Example 1: Manual audio annotation
Stream in audio files from a directory and annotate regions in them using the given labels. Use cases: diarization (speaker identification), selecting noise, disfluencies etc.
prodigy mark audio_dataset "/path/to/audios" --loader audio-server --label LABEL1,LABEL2 --view-id audio_manual
Example 2: Binary audio annotation
Stream in audio files from a directory and collect binary annotations for a given (optional) label. Use cases: binary audio classification, data curation, etc.
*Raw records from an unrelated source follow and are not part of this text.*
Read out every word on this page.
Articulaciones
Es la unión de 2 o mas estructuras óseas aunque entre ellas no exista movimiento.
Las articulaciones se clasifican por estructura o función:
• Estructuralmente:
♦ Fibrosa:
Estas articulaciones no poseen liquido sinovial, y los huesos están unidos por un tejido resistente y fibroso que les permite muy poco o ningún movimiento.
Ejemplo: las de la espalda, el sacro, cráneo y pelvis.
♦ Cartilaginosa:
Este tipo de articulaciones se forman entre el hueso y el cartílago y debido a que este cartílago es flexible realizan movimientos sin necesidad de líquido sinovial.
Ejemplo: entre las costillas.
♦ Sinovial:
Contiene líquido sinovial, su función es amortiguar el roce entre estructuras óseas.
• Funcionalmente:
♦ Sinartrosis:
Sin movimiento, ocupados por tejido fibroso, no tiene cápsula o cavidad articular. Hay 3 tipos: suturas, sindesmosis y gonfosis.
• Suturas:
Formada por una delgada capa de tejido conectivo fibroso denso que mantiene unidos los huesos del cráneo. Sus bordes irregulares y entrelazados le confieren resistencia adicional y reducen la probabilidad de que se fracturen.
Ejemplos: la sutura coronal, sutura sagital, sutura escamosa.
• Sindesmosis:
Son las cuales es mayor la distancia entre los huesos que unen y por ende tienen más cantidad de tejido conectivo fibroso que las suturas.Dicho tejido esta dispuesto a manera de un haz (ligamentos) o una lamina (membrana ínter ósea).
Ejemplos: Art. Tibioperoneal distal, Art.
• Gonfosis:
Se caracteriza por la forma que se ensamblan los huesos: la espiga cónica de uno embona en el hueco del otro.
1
prodigy mark audio_dataset "/path/to/audios" --loader audio-server --label GOOD_QUALITY --view-id audio
Example 3: Manual transcript
Load in audio files from a directory and ask the user to transcribe the audio manually. If you already have transcripts, you could also write a stream generator that pre-populates the "transcript"
field for each audio task (so the annotators only need to correct it).
import prodigy
from prodigy.components.loaders import AudioServer
from prodigy.util import split_string
@prodigy.recipe(
"audio-transcript",
dataset=("The dataset to save annotations to", "positional", None, str),
source=("Directory of audio files", "positional", None, str)
)
def audio_transcript(dataset: str, source: str):
stream = AudioServer(source)
blocks = [
{"view_id": "audio"},
{"view_id": "text_input", "field_rows": 2, "field_label": "Transcript", "field_id": "transcript"},
]
return {
"dataset": dataset,
"stream": stream,
"view_id": "blocks",
"config": {"blocks": blocks},
}
Example 4: Alignment of text and audio
Highlight spans in the text that correspond to the audio, and vice versa. How you set this up depends on your requirements: you can load in already existing annotated regions in the text ("spans"
) or audio ("audio_spans"
), or do both from scratch. For instance, if you have text with existing spans for disfluencies, you could ask the annotator to select the corresponding regions in the audio.
import prodigy
from prodigy.components.loaders import AudioServer
from prodigy.components.preprocess import add_tokens
from prodigy.util import split_string
import spacy
TRANSCRIPTS = {
"/path/to/file1.mp3": "This is a transcript...",
"/path/to/file2.mp3": "This is another transcript..."
}
@prodigy.recipe(
"audio-alignment",
dataset=("The dataset to save annotations to", "positional", None, str),
source=("Directory of audio files", "positional", None, str),
label=("One or more comma-separated labels", "option", "l", split_string),
lang=("Language for text tokenization", "option", "ln", str),
)
def audio_alignment(dataset: str, source: str, label: list = [], lang: str = "en"):
def get_stream():
stream = AudioServer(source)
for eg in stream:
# Get transcript for the audio file
if eg["path"] in TRANSCRIPTS:
eg["text"] = TRANSCRIPTS[eg["path"]]
yield eg
nlp = spacy.blank(lang)
stream = get_stream()
stream = add_tokens(nlp, stream) # add tokens for manual text highlighting
blocks = [
{"view_id": "audio_manual", "labels": label},
{"view_id": "ner_manual", "labels": label}
]
return {
"dataset": dataset,
"stream": stream,
"view_id": "blocks",
"config": {"blocks": blocks},
}
Known problems / open questions
- If you go back and forth (submit and undo) very fast, it may cause the audio loading to fail and existing regions won't be drawn correctly because there's no audio loaded. It's usually solved by going back and forth again. I've been thinking about adding a "reload" button that completely reloads the current annotation card and audio, in case something goes wrong (but I haven't found a nice solution for this yet).
- Resizing is a bit fiddly and you need to hit the exact region boundary. The cursor will then become a "resize" cursor (as opposed to the "move" cursor).
- The loader currently only selects
.wav
and.mp3
files. Are there any other formats it should support?
Also: I need a cool test audio that we can use for the docs later on – ideally not too long, with different speakers, maybe disfluencies etc. And with a suitable license (public domain, CC etc.). Any ideas or suggestions?